Friday, December 20, 2013

Amazon or Kobo?

I'm struggling with reviewer's block. An extremely severe case. My best efforts at writing any new reviews come down to me scribbling "Is good" in crayon over my notes, and I can barely even manage that. So I'm taking a bit of a break, playing with new toys (I just got a Kobo Glo) and buying all the books.

The arrival of the Kobo Glo sparked an idea. I've compared Kobo and Amazon's ebook prices in the past, but that was based on a random sample of ebooks and might not have been all that indicative of general usage, especially since it didn't take Kobo's discount coupons into account. Armed with the list of 78 ebooks I've purchased during the year from Kobo (excluding those not available on both platforms) I've decided to revisit that comparison.

The list of ebooks would be too long to repeat here so I'm just going to post the totals from each retailer and the total of my actual purchases using Kobo's discount coupons. Amazon charges in USD, so prices where converted to ZAR using an exchange rate of R10.41.

Amazon:R 10465.59
Kobo (retail)R 9533.17
Kobo (with coupons)R 1831.58

While Amazon offered the cheapest prices for 18 of the 78 (23%) titles purchased, they turned out to be the most expensive overall. Based on the retail prices Kobo was still 9.87% cheaper than Amazon, but the most remarkable difference come into play when you take the Kobo discount coupons into account. Over the year I've used lots of discount coupons ranging from 35% to 95% off, and the end result shows what a huge saving their cumulative effect can have. With the coupons taken into account Amazon is 571.57% more expensive than Kobo!

When deciding on which ereader to choose you have to pay attention to the hardware device itself, but a far more important consideration is the actual content store the device is tied to. In South Africa the Kindle is still the first thing people think about when they hear ereaders mentioned, but Kobo is slowly gaining ground.

Personally I prefer Kobo since they charge in Rand, their ereaders are much cheaper than Kindles and, as clearly demonstrated, their coupons offer amazing value for money. You'd be silly not to keep that in mind when you have to decide on which ereader to get.

Viva Kobo, viva! Your discount coupons play havoc with my budget and my Olympus Mons of a TBR-pile, but I love you for it!

This has been written from a South African perspective. Publishers in different regions might not allow for discount coupons to be used on their titles, so the difference the coupons make will vary according to your region and whether your favorite publishers allow them or not.


  1. One of the things about the kobo discount coupons is that it has led to me trying new authors. Sometimes I think a book *sounds* good, but the author is an unknown quantity - if I use a discount code and get their book for R30 - R50 then if it is awful i don't feel as annoyed as I would if I'd spent upwards of a hundred rand.

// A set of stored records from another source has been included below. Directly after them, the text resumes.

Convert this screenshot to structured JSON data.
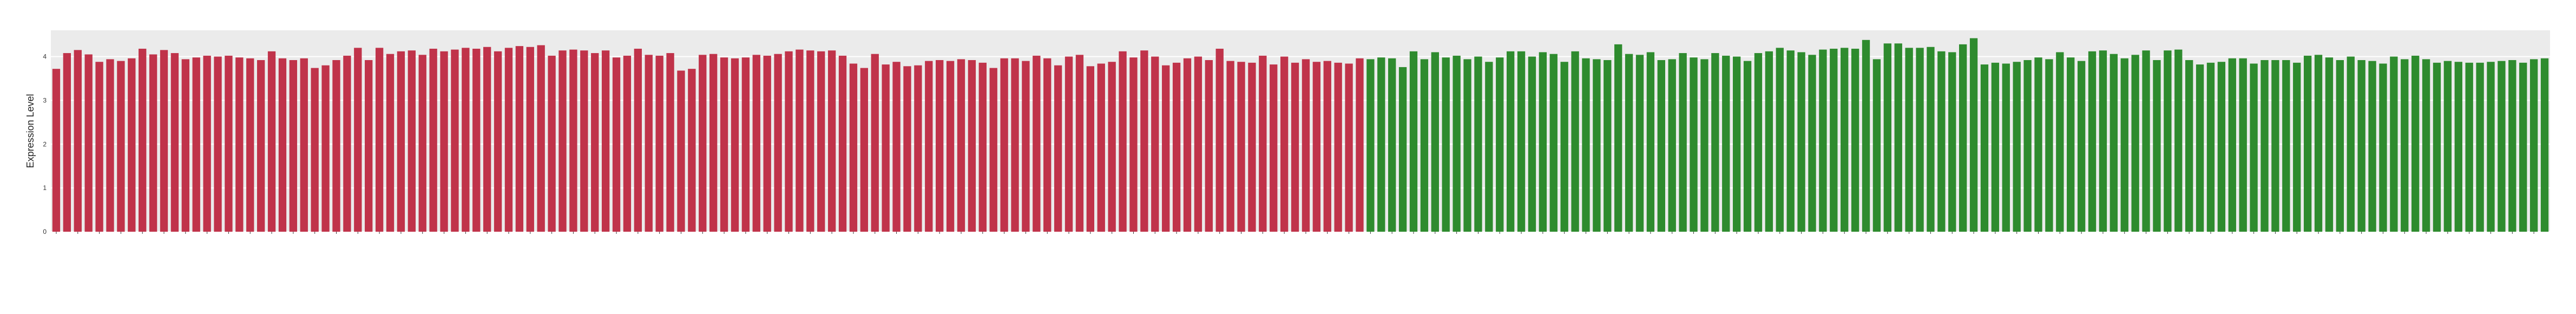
{
  "chart_data": {
    "type": "bar",
    "title": "",
    "xlabel": "",
    "ylabel": "Expression Level",
    "ylim": [
      0,
      4.6
    ],
    "yticks": [
      0,
      1,
      2,
      3,
      4
    ],
    "grid": true,
    "legend": "none",
    "colors": {
      "group1": "#C0334A",
      "group2": "#2E8B2E",
      "panel": "#EBEBEB",
      "grid": "#FFFFFF"
    },
    "series": [
      {
        "values": [
          3.72,
          4.08,
          4.15,
          4.05,
          3.88,
          3.94,
          3.9,
          3.96,
          4.18,
          4.05,
          4.15,
          4.08,
          3.94,
          3.98,
          4.02,
          4.0,
          4.02,
          3.98,
          3.96,
          3.92,
          4.12,
          3.96,
          3.92,
          3.96,
          3.74,
          3.8,
          3.92,
          4.02,
          4.2,
          3.92,
          4.2,
          4.06,
          4.12,
          4.14,
          4.04,
          4.18,
          4.12,
          4.16,
          4.2,
          4.18,
          4.22,
          4.12,
          4.2,
          4.24,
          4.22,
          4.26,
          4.02,
          4.14,
          4.16,
          4.14,
          4.08,
          4.14,
          3.98,
          4.02,
          4.18,
          4.04,
          4.02,
          4.08,
          3.68,
          3.72,
          4.04,
          4.06,
          3.98,
          3.96,
          3.98,
          4.04,
          4.02,
          4.06,
          4.12,
          4.16,
          4.14,
          4.12,
          4.14,
          4.02,
          3.84,
          3.74,
          4.06,
          3.82,
          3.88,
          3.78,
          3.8,
          3.9,
          3.92,
          3.9,
          3.94,
          3.92,
          3.86,
          3.74,
          3.96,
          3.96,
          3.9,
          4.02,
          3.96,
          3.8,
          4.0,
          4.04,
          3.78,
          3.84,
          3.88,
          4.12,
          3.98,
          4.14,
          4.0,
          3.8,
          3.86,
          3.96,
          4.0,
          3.92,
          4.18,
          3.9,
          3.88,
          3.86,
          4.02,
          3.82,
          4.0,
          3.86,
          3.94,
          3.88,
          3.9,
          3.86,
          3.84,
          3.96
        ]
      },
      {
        "values": [
          3.94,
          3.98,
          3.96,
          3.76,
          4.12,
          3.94,
          4.1,
          3.98,
          4.02,
          3.94,
          4.0,
          3.88,
          3.98,
          4.12,
          4.12,
          4.0,
          4.1,
          4.06,
          3.88,
          4.12,
          3.96,
          3.94,
          3.92,
          4.28,
          4.06,
          4.04,
          4.1,
          3.92,
          3.94,
          4.08,
          3.98,
          3.94,
          4.08,
          4.02,
          4.0,
          3.9,
          4.08,
          4.12,
          4.2,
          4.14,
          4.1,
          4.04,
          4.16,
          4.18,
          4.2,
          4.18,
          4.38,
          3.94,
          4.3,
          4.3,
          4.2,
          4.2,
          4.22,
          4.12,
          4.1,
          4.28,
          4.42,
          3.82,
          3.86,
          3.84,
          3.88,
          3.92,
          3.98,
          3.94,
          4.1,
          3.98,
          3.9,
          4.12,
          4.14,
          4.06,
          3.96,
          4.04,
          4.14,
          3.92,
          4.14,
          4.16,
          3.92,
          3.82,
          3.86,
          3.88,
          3.96,
          3.96,
          3.84,
          3.92,
          3.92,
          3.92,
          3.86,
          4.02,
          4.04,
          3.98,
          3.92,
          4.0,
          3.92,
          3.9,
          3.84,
          4.0,
          3.94,
          4.02,
          3.94,
          3.86,
          3.9,
          3.88,
          3.86,
          3.86,
          3.88,
          3.9,
          3.92,
          3.86,
          3.94,
          3.96
        ]
      }
    ]
  }
}
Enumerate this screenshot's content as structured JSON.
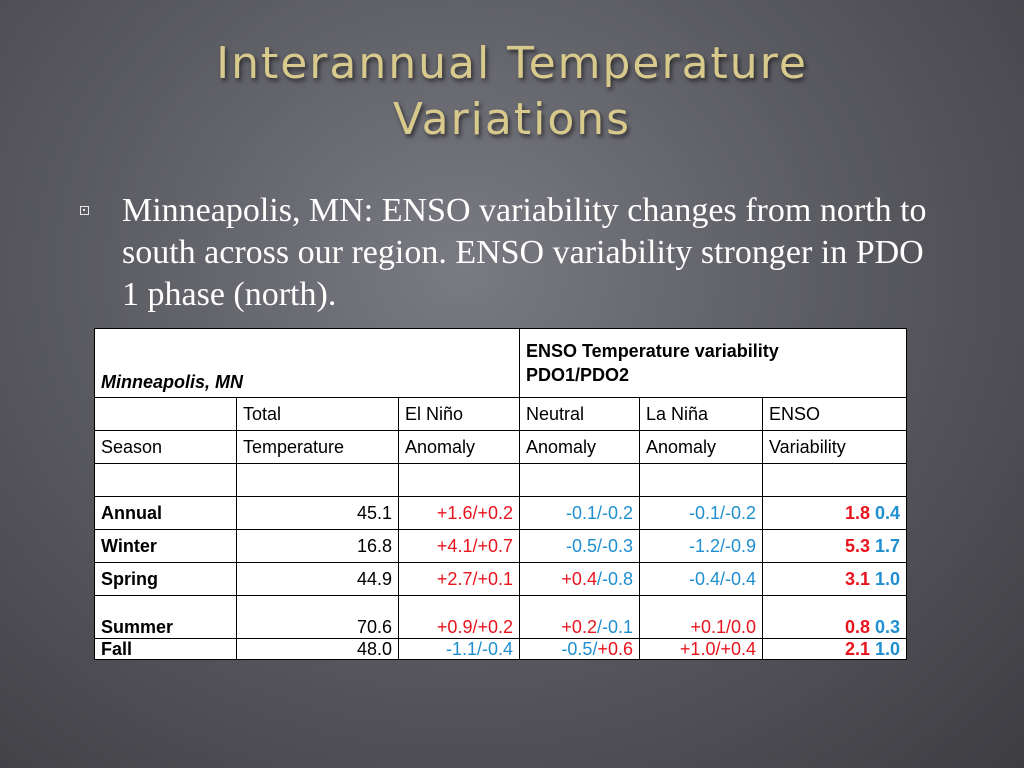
{
  "slide": {
    "title_line1": "Interannual Temperature",
    "title_line2": "Variations",
    "bullet": "Minneapolis, MN: ENSO variability changes from north to south across our region. ENSO variability stronger in PDO 1 phase (north)."
  },
  "table": {
    "location": "Minneapolis, MN",
    "header_title_line1": "ENSO Temperature variability",
    "header_title_line2": "PDO1/PDO2",
    "col_row1": [
      "",
      "Total",
      "El Niño",
      "Neutral",
      "La Niña",
      "ENSO"
    ],
    "col_row2": [
      "Season",
      "Temperature",
      "Anomaly",
      "Anomaly",
      "Anomaly",
      "Variability"
    ],
    "rows": [
      {
        "season": "Annual",
        "total": "45.1",
        "elnino": [
          {
            "t": "+1.6/+0.2",
            "c": "red"
          }
        ],
        "neutral": [
          {
            "t": "-0.1/-0.2",
            "c": "blue"
          }
        ],
        "lanina": [
          {
            "t": "-0.1/-0.2",
            "c": "blue"
          }
        ],
        "enso1": "1.8",
        "enso2": "0.4"
      },
      {
        "season": "Winter",
        "total": "16.8",
        "elnino": [
          {
            "t": "+4.1/+0.7",
            "c": "red"
          }
        ],
        "neutral": [
          {
            "t": "-0.5/-0.3",
            "c": "blue"
          }
        ],
        "lanina": [
          {
            "t": "-1.2/-0.9",
            "c": "blue"
          }
        ],
        "enso1": "5.3",
        "enso2": "1.7"
      },
      {
        "season": "Spring",
        "total": "44.9",
        "elnino": [
          {
            "t": "+2.7/+0.1",
            "c": "red"
          }
        ],
        "neutral": [
          {
            "t": "+0.4",
            "c": "red"
          },
          {
            "t": "/-0.8",
            "c": "blue"
          }
        ],
        "lanina": [
          {
            "t": "-0.4/-0.4",
            "c": "blue"
          }
        ],
        "enso1": "3.1",
        "enso2": "1.0"
      },
      {
        "season": "Summer",
        "total": "70.6",
        "elnino": [
          {
            "t": "+0.9/+0.2",
            "c": "red"
          }
        ],
        "neutral": [
          {
            "t": "+0.2",
            "c": "red"
          },
          {
            "t": "/-0.1",
            "c": "blue"
          }
        ],
        "lanina": [
          {
            "t": "+0.1/0.0",
            "c": "red"
          }
        ],
        "enso1": "0.8",
        "enso2": "0.3"
      },
      {
        "season": "Fall",
        "total": "48.0",
        "elnino": [
          {
            "t": "-1.1/-0.4",
            "c": "blue"
          }
        ],
        "neutral": [
          {
            "t": "-0.5/",
            "c": "blue"
          },
          {
            "t": "+0.6",
            "c": "red"
          }
        ],
        "lanina": [
          {
            "t": "+1.0/+0.4",
            "c": "red"
          }
        ],
        "enso1": "2.1",
        "enso2": "1.0"
      }
    ]
  },
  "colors": {
    "title": "#d8c98c",
    "red": "#e8141e",
    "blue": "#1f8fd0"
  },
  "icons": {
    "bullet": "square-bullet-icon"
  }
}
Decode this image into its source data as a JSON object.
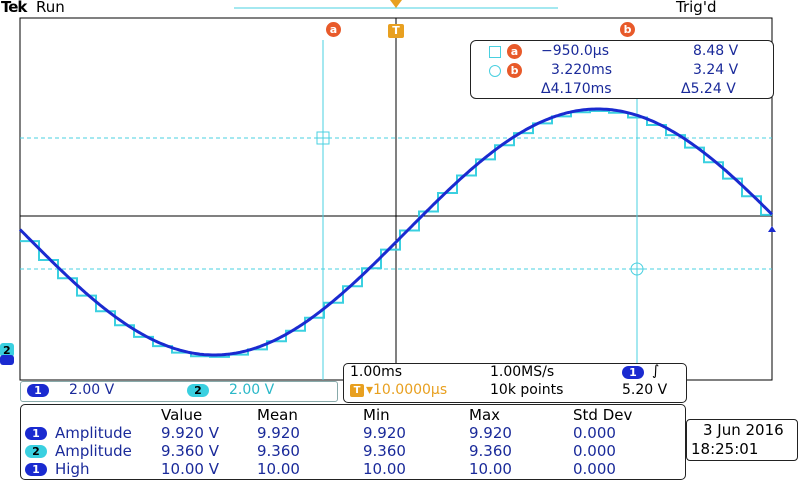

    1. That's very true. I'm also trying loads of new authors I heard mentioned, but would not have paid full price for. I've also bought far more ebooks than I've ever intended to buy. The coupons just rope you in to buy just one more ebook... and one more... and one final one... and a final final one...

  2. OH my gosh that is a huge freaking difference indeed! I can't even believe that. I'm going to have to show this to my friend. I already own a kindle but then hey...they have a buyback option LOL

  3. I really do love my Kindle. Another advantage that Kindle has over the other e-readers is that the e-galleys don't expire on Kindle while on other E-Readers they do from NG and EW. I hope you love your new books.

    Books of Love

  4. I just got a Kobo touch for Christmas and Im quite impressed by it. I have over 500 books on my other reader (Sony prs300), none of which I paid for!